De zorgmedewerker die een toestemmingskeuze vastlegt op verzoek van de patiënt, authentiseert zich op basis van middelen gebaseerd op het UZI-register.

De naam van de raadplegende zorgaanbieder wordt getoond aan de burger in geval van opvraging van de toestemmingskeuze, inclusief het verstrekte antwoord.

De raadplegende zorgaanbieder dient een behandelrelatie te hebben met de burger waarvoor een toestemmingskeuze wordt opgevraagd.

Een zorgaanbieder mag alleen toegang hebben tot (medische) gegevens, wanneer deze een behandelrelatie met de burger heeft. Voor het vastleggen van een toestemmingskeuze in Mitz, stelt Mitz de voorwaarde dat de zorgaanbieder een behandelrelatie met de burger heeft. Dit dient aantoonbaar te zijn door middel van inschrijving in het elektronisch patiëntendossier (en moet achteraf aangetoond kunnen worden indien opgevraagd door Mitz).

De dossierhoudende zorgaanbieder dient herleidbaar te zijn betreffende de behandelrelatie met de burger.

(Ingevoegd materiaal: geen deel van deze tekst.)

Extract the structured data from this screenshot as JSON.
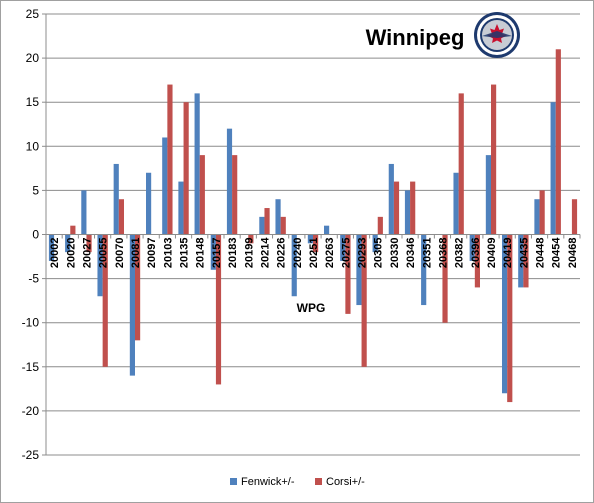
{
  "chart_data": {
    "type": "bar",
    "title": "Winnipeg",
    "xlabel": "WPG",
    "ylabel": "",
    "ylim": [
      -25,
      25
    ],
    "yticks": [
      -25,
      -20,
      -15,
      -10,
      -5,
      0,
      5,
      10,
      15,
      20,
      25
    ],
    "grid": true,
    "legend_position": "bottom",
    "logo": "winnipeg-jets-logo",
    "colors": {
      "Fenwick+/-": "#4f81bd",
      "Corsi+/-": "#c0504d"
    },
    "categories": [
      "20002",
      "20020",
      "20027",
      "20055",
      "20070",
      "20081",
      "20097",
      "20103",
      "20135",
      "20148",
      "20157",
      "20183",
      "20199",
      "20214",
      "20226",
      "20240",
      "20251",
      "20263",
      "20275",
      "20293",
      "20305",
      "20330",
      "20346",
      "20351",
      "20368",
      "20382",
      "20396",
      "20409",
      "20419",
      "20435",
      "20448",
      "20454",
      "20468"
    ],
    "series": [
      {
        "name": "Fenwick+/-",
        "values": [
          -3,
          -2,
          5,
          -7,
          8,
          -16,
          7,
          11,
          6,
          16,
          -4,
          12,
          0,
          2,
          4,
          -7,
          -1,
          1,
          -3,
          -8,
          -2,
          8,
          5,
          -8,
          0,
          7,
          -3,
          9,
          -18,
          -6,
          4,
          15,
          0
        ]
      },
      {
        "name": "Corsi+/-",
        "values": [
          0,
          1,
          -2,
          -15,
          4,
          -12,
          0,
          17,
          15,
          9,
          -17,
          9,
          -1,
          3,
          2,
          0,
          -2,
          0,
          -9,
          -15,
          2,
          6,
          6,
          0,
          -10,
          16,
          -6,
          17,
          -19,
          -6,
          5,
          21,
          4
        ]
      }
    ]
  }
}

De dossierhoudende zorgaanbieder wordt geïdentificeerd op basis van een URA-nummer uit het UZI-register. Dit maakt unieke identificatie mogelijk.

De dossierhoudende zorgaanbieder dient dataminimalisatie toe te passen.

Mitz informeert de burger die in Mitz een toestemmingskeuze vastlegt dat daarmee alleen de gegevens uitgewisseld worden die relevant zijn voor de behandeling. Dat betekent dat de zorgaanbieder - die op basis van een toestemming in Mitz gegevens verstrekt - verantwoordelijk is om dataminimalisatie toe te passen.

Om geautomatiseerd gegevens te kunnen verstrekken bij een elektronische opvraging, kunnen de gegevens beperkt worden tot dat wat in beroepsrichtlijnen is afgesproken. In het kader van de Wegiz zijn deze kwaliteitsstandaarden en informatiestandaarden verplicht. Het is de verantwoordelijkheid van de zorgaanbieder om dataminimalisatie toe te passen in de daadwerkelijke uitwisseling.

De raadplegende zorgaanbieder dient ondubbelzinnig vast te stellen dat de medische gegevens en toestemmingskeuze voor de juiste burger wordt opgevraagd.

Voor identificatie van de burger waarvoor gegevens worden opgevraagd, wordt het BSN als unieke identificatie gehanteerd.